Oficina #1 is the first contemporary art space run and self-managed by artists in Venezuela. Founded in 2005 by Suwon Lee and Luis Romero, and directed together with Aixa Sánchez, Oficina #1 researches, stimulates and promotes the emerging art scene in Venezuela, which has permitted many young artists to show their first individual exhibitions in its gallery spaces. In February 2014, Oficina #1 opened a second gallery space of 100 square meters, a small distance away from their original headquarters of 50 square meters, with the hope of diversifying their programming and incorporating artists of other generations, thereby creating a new reading of contemporary art in tandem with the proposals of emerging artists. 


Photo by Suwon Lee

6. Espacio Monitor (previously Galería La Cuadra)

Starting in February 2014, Galería La Cuadra changed its name and location.
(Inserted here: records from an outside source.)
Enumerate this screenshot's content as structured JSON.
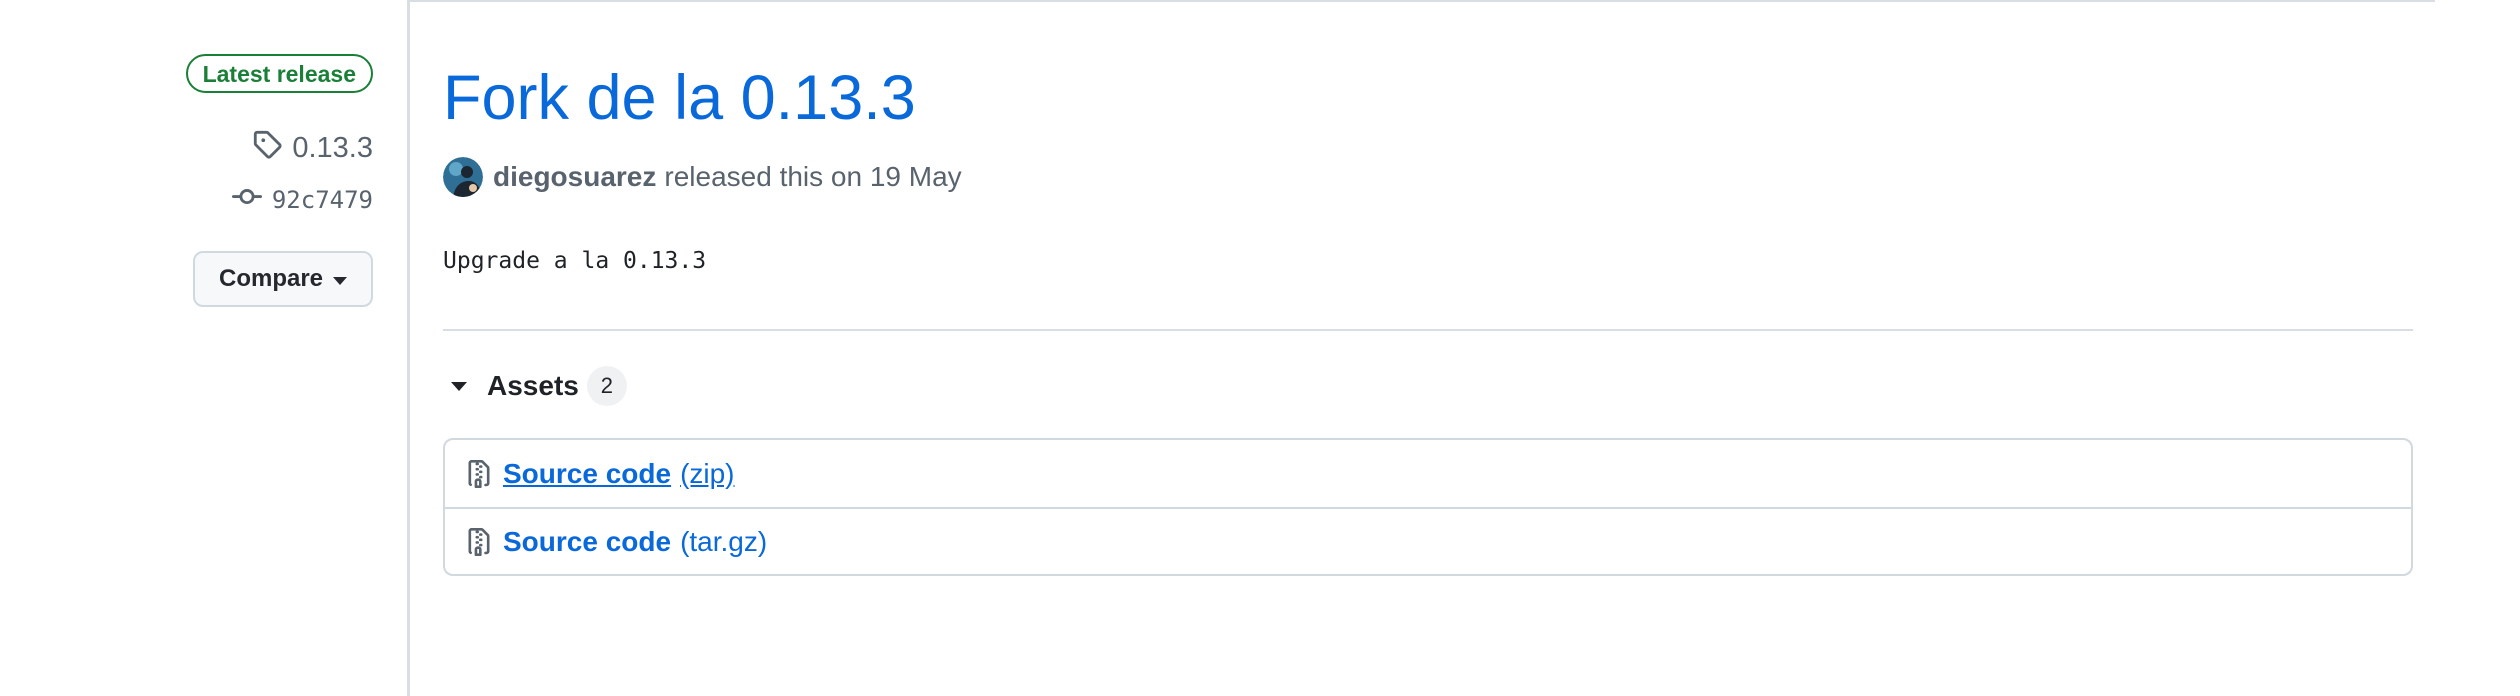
{
  "sidebar": {
    "latest_badge": "Latest release",
    "tag": "0.13.3",
    "commit": "92c7479",
    "compare_label": "Compare"
  },
  "release": {
    "title": "Fork de la 0.13.3",
    "author": "diegosuarez",
    "released_text": "released this on 19 May",
    "body": "Upgrade a la 0.13.3"
  },
  "assets": {
    "label": "Assets",
    "count": "2",
    "items": [
      {
        "name": "Source code",
        "ext": "(zip)"
      },
      {
        "name": "Source code",
        "ext": "(tar.gz)"
      }
    ]
  },
  "icons": {
    "tag": "tag-icon",
    "commit": "git-commit-icon",
    "caret": "triangle-down-icon",
    "file_zip": "file-zip-icon"
  },
  "colors": {
    "link": "#0969da",
    "success": "#1a7f37",
    "muted": "#59636e",
    "border": "#d1d9e0"
  }
}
Now called Espacio Monitor, it’s located in the Centro de Arte Los Galpones, in a space of more than 350 square meters, especially designed to exhibit contemporary art. The gallery started its activities in the Venezuelan capital in 2006, with the resolved purpose of supporting, exhibiting and promoting national and international contemporary visual works, particularly Venezuelan and Latin American art.


Photo by Espacio Monitor

7. Hacienda La Trinidad Parque Cultural

Commonly known as Los Secaderos, Hacienda la Trinidad is a piece of land of 15000 square meters, with seven buildings that originally served for drying tobacco leaves. They currently house galleries for art and craft works, a bookstore, a photography studio, a café, a cacao laboratory, as well as the Casa de Hacienda where various events, workshops and exhibitions take place.
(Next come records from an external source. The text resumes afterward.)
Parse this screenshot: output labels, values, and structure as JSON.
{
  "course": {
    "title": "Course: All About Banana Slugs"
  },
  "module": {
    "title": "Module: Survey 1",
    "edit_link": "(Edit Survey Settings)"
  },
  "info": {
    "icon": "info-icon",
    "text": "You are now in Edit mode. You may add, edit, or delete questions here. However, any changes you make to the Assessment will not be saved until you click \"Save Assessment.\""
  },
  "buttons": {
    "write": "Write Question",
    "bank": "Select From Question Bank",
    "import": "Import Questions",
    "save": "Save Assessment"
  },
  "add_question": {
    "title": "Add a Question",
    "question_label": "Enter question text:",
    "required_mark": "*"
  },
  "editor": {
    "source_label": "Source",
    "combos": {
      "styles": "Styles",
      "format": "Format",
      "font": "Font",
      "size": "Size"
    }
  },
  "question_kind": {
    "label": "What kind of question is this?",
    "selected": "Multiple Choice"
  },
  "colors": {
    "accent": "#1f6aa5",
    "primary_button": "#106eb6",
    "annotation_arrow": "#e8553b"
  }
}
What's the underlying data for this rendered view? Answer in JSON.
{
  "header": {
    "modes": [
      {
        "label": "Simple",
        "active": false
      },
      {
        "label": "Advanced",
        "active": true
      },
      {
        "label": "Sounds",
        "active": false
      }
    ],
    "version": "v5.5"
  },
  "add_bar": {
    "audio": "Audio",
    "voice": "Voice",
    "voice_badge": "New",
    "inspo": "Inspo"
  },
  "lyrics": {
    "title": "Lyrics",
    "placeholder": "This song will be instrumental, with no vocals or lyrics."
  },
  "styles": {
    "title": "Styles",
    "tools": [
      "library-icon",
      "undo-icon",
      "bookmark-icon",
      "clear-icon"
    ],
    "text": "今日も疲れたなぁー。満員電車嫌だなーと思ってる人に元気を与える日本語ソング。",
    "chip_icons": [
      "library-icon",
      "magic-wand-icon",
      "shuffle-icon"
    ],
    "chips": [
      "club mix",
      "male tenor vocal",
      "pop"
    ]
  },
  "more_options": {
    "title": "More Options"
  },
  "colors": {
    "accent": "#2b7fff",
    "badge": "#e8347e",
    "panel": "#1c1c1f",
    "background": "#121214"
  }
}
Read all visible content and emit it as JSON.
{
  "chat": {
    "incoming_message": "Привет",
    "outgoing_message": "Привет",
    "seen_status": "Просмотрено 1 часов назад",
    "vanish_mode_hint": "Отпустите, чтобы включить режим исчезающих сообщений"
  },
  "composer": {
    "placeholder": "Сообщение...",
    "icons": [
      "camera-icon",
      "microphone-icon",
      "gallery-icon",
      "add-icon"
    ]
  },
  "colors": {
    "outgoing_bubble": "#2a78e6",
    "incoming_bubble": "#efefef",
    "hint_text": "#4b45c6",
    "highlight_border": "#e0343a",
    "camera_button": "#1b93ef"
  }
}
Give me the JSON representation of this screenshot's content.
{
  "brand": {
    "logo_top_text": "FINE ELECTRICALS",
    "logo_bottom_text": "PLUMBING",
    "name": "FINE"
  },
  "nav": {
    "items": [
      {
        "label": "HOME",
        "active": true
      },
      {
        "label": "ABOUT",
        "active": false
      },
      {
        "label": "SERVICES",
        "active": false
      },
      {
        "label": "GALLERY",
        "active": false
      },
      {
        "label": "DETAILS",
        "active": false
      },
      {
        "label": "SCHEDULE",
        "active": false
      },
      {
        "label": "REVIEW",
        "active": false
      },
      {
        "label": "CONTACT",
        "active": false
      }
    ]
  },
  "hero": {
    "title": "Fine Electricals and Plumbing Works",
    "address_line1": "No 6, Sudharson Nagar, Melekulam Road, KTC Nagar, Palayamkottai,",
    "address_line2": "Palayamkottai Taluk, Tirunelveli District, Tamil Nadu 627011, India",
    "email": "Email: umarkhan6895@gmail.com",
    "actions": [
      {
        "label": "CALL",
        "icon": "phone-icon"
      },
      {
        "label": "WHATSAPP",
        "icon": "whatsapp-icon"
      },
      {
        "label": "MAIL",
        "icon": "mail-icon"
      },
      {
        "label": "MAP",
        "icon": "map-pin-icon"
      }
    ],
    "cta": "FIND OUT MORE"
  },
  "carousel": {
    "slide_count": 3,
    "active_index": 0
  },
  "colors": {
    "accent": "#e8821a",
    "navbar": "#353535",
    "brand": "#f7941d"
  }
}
Photo by Hacienda La Trinidad

8. Carmen Araujo Arte

Located in one the Secaderos of the Hacienda La Trinidad, Carmen Araujo Arte is an art gallery which focuses on studying, divulging and promoting emerging Venezuelan and Latin American art. Its most recent exhibitions have included artists Dulce Gómez, Luis Poleo, Daniel Medina, Ricardo Peña and Alexandra Kuhn.
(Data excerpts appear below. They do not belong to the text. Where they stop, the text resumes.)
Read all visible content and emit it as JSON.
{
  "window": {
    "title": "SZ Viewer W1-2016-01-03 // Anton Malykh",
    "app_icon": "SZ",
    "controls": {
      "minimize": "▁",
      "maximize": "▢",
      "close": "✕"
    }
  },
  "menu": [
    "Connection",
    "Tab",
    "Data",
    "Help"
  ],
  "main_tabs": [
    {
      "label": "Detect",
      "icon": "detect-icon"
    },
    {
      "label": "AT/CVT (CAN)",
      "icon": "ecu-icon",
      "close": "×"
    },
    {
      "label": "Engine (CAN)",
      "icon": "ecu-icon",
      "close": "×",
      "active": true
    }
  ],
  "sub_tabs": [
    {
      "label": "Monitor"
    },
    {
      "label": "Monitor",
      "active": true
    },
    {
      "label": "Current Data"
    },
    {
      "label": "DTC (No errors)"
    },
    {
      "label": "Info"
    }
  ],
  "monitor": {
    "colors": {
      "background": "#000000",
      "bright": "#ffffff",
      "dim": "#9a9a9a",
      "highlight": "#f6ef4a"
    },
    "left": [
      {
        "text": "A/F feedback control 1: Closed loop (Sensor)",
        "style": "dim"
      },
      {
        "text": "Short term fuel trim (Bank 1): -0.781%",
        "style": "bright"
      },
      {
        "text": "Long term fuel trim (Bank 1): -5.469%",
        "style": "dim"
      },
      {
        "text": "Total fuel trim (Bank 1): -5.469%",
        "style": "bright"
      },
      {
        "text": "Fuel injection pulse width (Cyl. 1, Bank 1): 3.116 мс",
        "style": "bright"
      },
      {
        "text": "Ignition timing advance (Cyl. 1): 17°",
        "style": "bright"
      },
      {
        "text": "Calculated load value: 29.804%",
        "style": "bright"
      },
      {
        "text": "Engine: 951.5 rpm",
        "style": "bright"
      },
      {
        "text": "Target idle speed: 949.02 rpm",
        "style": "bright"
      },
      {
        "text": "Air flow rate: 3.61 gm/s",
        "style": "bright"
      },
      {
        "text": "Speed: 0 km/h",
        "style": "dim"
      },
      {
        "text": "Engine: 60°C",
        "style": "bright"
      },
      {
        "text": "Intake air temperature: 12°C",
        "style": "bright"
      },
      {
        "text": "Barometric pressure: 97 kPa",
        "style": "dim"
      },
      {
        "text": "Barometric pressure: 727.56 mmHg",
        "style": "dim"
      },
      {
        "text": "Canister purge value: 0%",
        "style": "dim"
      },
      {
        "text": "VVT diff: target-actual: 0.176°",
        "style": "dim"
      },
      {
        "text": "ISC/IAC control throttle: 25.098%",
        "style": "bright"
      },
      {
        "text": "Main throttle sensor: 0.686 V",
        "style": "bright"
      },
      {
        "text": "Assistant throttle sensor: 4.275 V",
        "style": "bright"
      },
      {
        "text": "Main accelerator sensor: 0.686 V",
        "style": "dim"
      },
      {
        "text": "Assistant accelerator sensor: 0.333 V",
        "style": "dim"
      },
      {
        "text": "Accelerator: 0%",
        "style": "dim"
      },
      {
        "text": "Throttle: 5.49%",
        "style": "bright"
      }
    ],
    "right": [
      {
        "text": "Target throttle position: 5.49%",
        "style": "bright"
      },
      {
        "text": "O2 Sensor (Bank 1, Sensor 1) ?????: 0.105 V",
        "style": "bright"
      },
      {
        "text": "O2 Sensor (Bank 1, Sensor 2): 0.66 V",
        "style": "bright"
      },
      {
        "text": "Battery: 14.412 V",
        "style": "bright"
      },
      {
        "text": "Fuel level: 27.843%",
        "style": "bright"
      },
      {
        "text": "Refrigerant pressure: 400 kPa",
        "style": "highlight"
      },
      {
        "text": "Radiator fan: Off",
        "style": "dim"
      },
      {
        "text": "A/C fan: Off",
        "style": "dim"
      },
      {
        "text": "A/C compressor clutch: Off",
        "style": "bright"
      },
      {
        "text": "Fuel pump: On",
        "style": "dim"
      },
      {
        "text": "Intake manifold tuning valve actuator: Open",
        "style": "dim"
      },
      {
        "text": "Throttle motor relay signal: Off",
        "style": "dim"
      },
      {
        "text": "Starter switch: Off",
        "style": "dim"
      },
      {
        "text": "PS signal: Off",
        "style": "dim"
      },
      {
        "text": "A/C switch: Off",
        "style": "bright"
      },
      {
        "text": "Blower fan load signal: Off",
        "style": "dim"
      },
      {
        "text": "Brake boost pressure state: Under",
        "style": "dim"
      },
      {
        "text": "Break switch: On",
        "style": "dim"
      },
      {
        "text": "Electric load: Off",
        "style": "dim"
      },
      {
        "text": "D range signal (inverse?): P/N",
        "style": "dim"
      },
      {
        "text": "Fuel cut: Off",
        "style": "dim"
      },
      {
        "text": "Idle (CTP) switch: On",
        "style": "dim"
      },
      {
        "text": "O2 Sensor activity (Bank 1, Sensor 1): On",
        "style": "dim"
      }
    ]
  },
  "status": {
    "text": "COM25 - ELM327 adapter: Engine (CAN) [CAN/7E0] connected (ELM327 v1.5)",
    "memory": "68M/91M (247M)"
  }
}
Photo by Carmen Araujo Arte

9. Sala Mendoza

Focused on being the center of reference for artistic production as well as for contemporary critical debate in Venezuela, the Sala Mendoza reconciles its non-profit civic association with its dynamic commercial self-management. This double profile permits it to operate solely with four programs or areas of action, which include an ample and diverse exhibition schedule dedicated to emerging and established contemporary artists, a documentation center, a bookstore, and a collecting and auctioning program.


Photo by Sala Mendoza

10. Centro Cultural Chacao/La Caja

El Centro Cultural Chacao is a foundation with 10 years of successful work in cultural dissemination and the creation of spaces for civic cohabitation. This center brings together manifestations of different artistic disciplines: theater, music, dance, literature, visual art and film, as well as varied programming reflecting upon and discussing culture and civic responsibility.